Learn to bargain with yourself rather than expect someone else to force you to do something you don’t want to.

7. You’re exaggerating your flaws

You can force yourself to do something by focusing on your flaws. For example, you may persuade yourself that if you get off the sofa and go for a run, you will stay the same weak, lazy who will never lose weight or get in shape. It appears to be the most effective motivation for getting you back on your feet and into serious employment. But this isn’t true; you’ll merely ruin your emotional state and make yourself feel disgusted.

If you try to inspire yourself by pointing out your flaws, you’ll do the opposite.

8. You make a conscious effort to let go of your fears

Because of your inner worries related to the activity, you procrastinate and frequently put off starting something until the last minute. You might be afraid of failing, being rejected, making a mistake, or receiving negative feedback. The more fearful you are, the less motivated you are to solve a problem or achieve a goal.

But, despite your unstable state, you can’t merely disregard your emotions and do what you’re afraid of.
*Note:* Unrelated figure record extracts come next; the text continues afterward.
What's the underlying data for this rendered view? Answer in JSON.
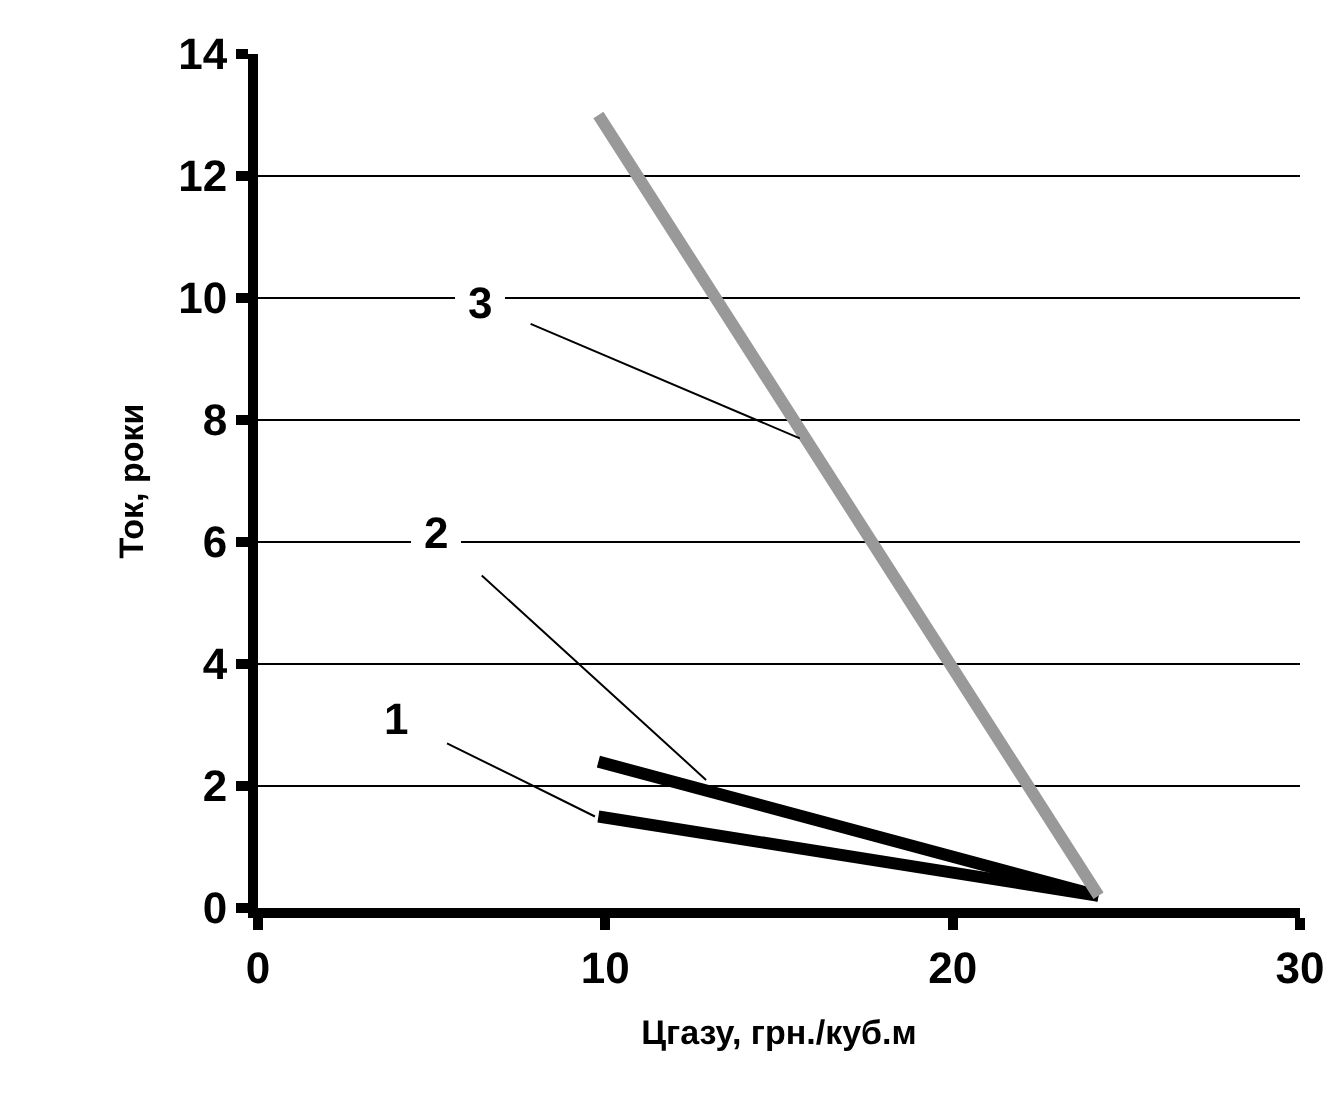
{
  "chart_data": {
    "type": "line",
    "xlabel": "Цгазу, грн./куб.м",
    "ylabel": "Ток, роки",
    "xlim": [
      0,
      30
    ],
    "xticks": [
      0,
      10,
      20,
      30
    ],
    "ylim": [
      0,
      14
    ],
    "yticks": [
      0,
      2,
      4,
      6,
      8,
      10,
      12,
      14
    ],
    "grid": "y",
    "marker": "none",
    "x": [
      9.8,
      24.2
    ],
    "series": [
      {
        "color": "#000000",
        "values": [
          1.5,
          0.2
        ]
      },
      {
        "color": "#000000",
        "values": [
          2.4,
          0.2
        ]
      },
      {
        "color": "#999999",
        "values": [
          13.0,
          0.2
        ]
      }
    ],
    "annotations": [
      {
        "text": "1",
        "x": 9.7,
        "y": 1.5
      },
      {
        "text": "2",
        "x": 12.9,
        "y": 2.1
      },
      {
        "text": "3",
        "x": 15.6,
        "y": 7.7
      }
    ]
  }
}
Every step of the way, your uncertainty about what to do will get in the way. Allow yourself time to figure out what’s generating your anxieties and fix the problem at its source rather than forcing yourself to forget about them. Only then will you be able to achieve your goals.

9. You drive yourself to act without a clear plan in mind

Even though you don’t have a specific plan of action, you may believe it is best to start doing something right away to reach a goal. This is yet another common mistake why you procrastinate. Consider how much time, effort, and money can be wasted on ineffective acts. Second, you won’t make any obvious progress and will lose motivation at the start of your journey if you don’t understand how and what you should be moving towards.

Allow yourself time to properly consider your approach before moving forward with implementing your ideas.